Michaella claims the gang was also considering sending the pair to Thailand — where drug trafficking can carry the death penalty.
“I didn’t even know where Peru was,” she told me.
“It could have been in South Africa for all I knew. They said to us a few times, ‘Thailand or Peru’.
“Then a day before we flew to Lima they said, ‘we think Peru is best'.
“I’m glad it was Peru.
“Imagine if we were sent to Thailand. We would have got life, or worse.”
Michaella knows her story hasn’t washed with very many people, including the Peruvian authorities.
She accepts there were many
chances to alert police, in fact anyone, to their situation.
Firstly, there were travel agents in Majorca they could have told.
“Two of the men were with us and they booked us on a few tours around Lima and Cusco. They told us we had to look like tourists and were making sure we did it right.

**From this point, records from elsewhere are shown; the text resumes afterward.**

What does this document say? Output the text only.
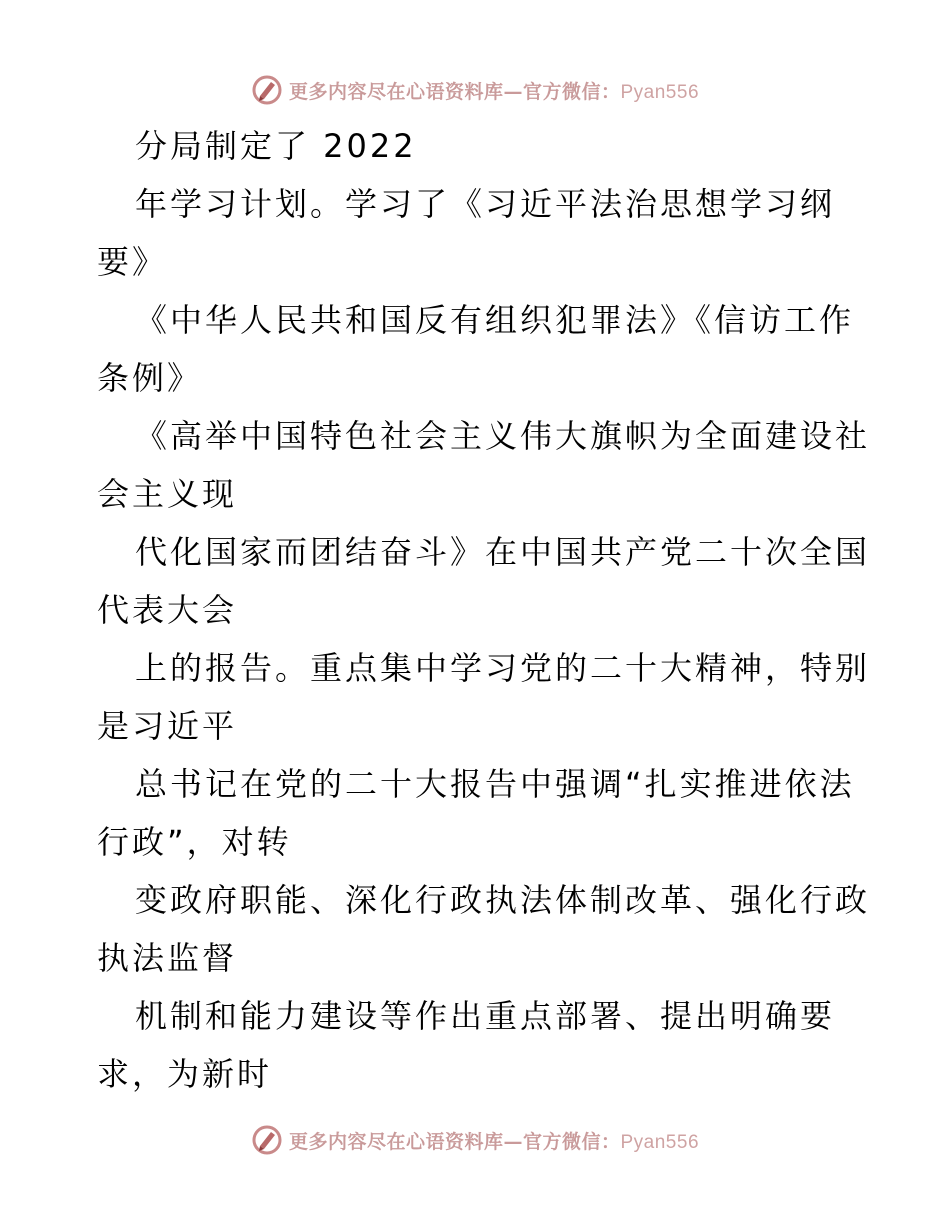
更多内容尽在心语资料库—官方微信：Pyan556
分局制定了 2022
年学习计划。学习了《习近平法治思想学习纲
要》
《中华人民共和国反有组织犯罪法》《信访工作
条例》
《高举中国特色社会主义伟大旗帜为全面建设社
会主义现
代化国家而团结奋斗》在中国共产党二十次全国
代表大会
上的报告。重点集中学习党的二十大精神，特别
是习近平
总书记在党的二十大报告中强调“扎实推进依法
行政”，对转
变政府职能、深化行政执法体制改革、强化行政
执法监督
机制和能力建设等作出重点部署、提出明确要
求，为新时
更多内容尽在心语资料库—官方微信：Pyan556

“I don’t even know the name of the travel agent or the area we were staying in Majorca.
“Spain isn’t like Ireland — it’s hard to tell where you are at, especially in tourist areas,” Michaella said.
“But I told the police about that, if they searched, and checked CCTV they would be able to see. But they have told us that it is no good now, and that they want the names of the men that took us.
“I told them I only know their first names, they are hardly going to show us their passports and tell us where they live, they are gangsters.”
Then there was the hotel in Lima, the four star San Agustin Colonial Hotel, close to where they picked up the drugs.
“It’s easy for everyone to say you should have told someone, but if we had rang the police in that hotel and said, ‘oh hello, we have drugs here and we were forced to carry them', they would have just came to the hotel and arrested us. We were too scared.”
She added: “Looking back now I wish I had, but it’s easy to look back and think that.
“I felt like we were being watched the whole time.
“Random men were stopping us in the
street while we were in Lima and asking for pictures with us. We thought, are they the ones watching us?
“People were staring at us the whole time. I was so paranoid and so worried.”
The day before flying back to Spain, the women picked up the packages of cocaine close to their four star San Augustin Colonial hotel, in Miraflores district, Lima.
It had been reported that the Dungannon dancer was the one that picked up the drugs, after CCTV showed her walking close to the hotel, on her own and with a large bag.
“That was my handbag,” she tells me. “Melissa did it and I stayed in the hotel.
“I don’t know where she picked them up from, but she had to do two runs because there was so much.
“The next day we went to the airport and we were told that we would be watched and followed from the hotel.
“When we got to the airport there was this taxi man outside who watched us from the moment we walked up to the doors, right inside. He stared at us through the glass until he couldn’t see us any more.”
Michaella says she and Melissa had not even reached the Air Europa desk in Jorge Chavez airport in Lima when they were pulled to one side by staff.
“As soon as we walked into that airport the security guard pointed us out and we were taken into a small area and asked if we had drugs in our suitcases. We knew then it was a set up,” she said.
“We had only walked in and the security guard knew who we were, what we looked like and what we had. The dogs hadn’t even sniffed our suitcases.”
Police found more than 11kg of cocaine, worth £1.5million, hidden in food, including packets of porridge and packets of jelly, in their luggage.
“They opened up Melissa’s bag and then the packages. They didn’t even open mine in front of me.
“Then we told them that we had been forced but they didn’t listen. Our phones were even ringing while we were being questioned. It was them (the gang). I told the guards to let me answer it so I could find out where they were, or so they could track the call, but they refused. It’s easy to track a call.”
“Looking back now, I know we were used,” she tells me as she stubs out a cigarette on the prison floor.
“I don’t know if there was a bigger load coming in or something else, I just know we were used.”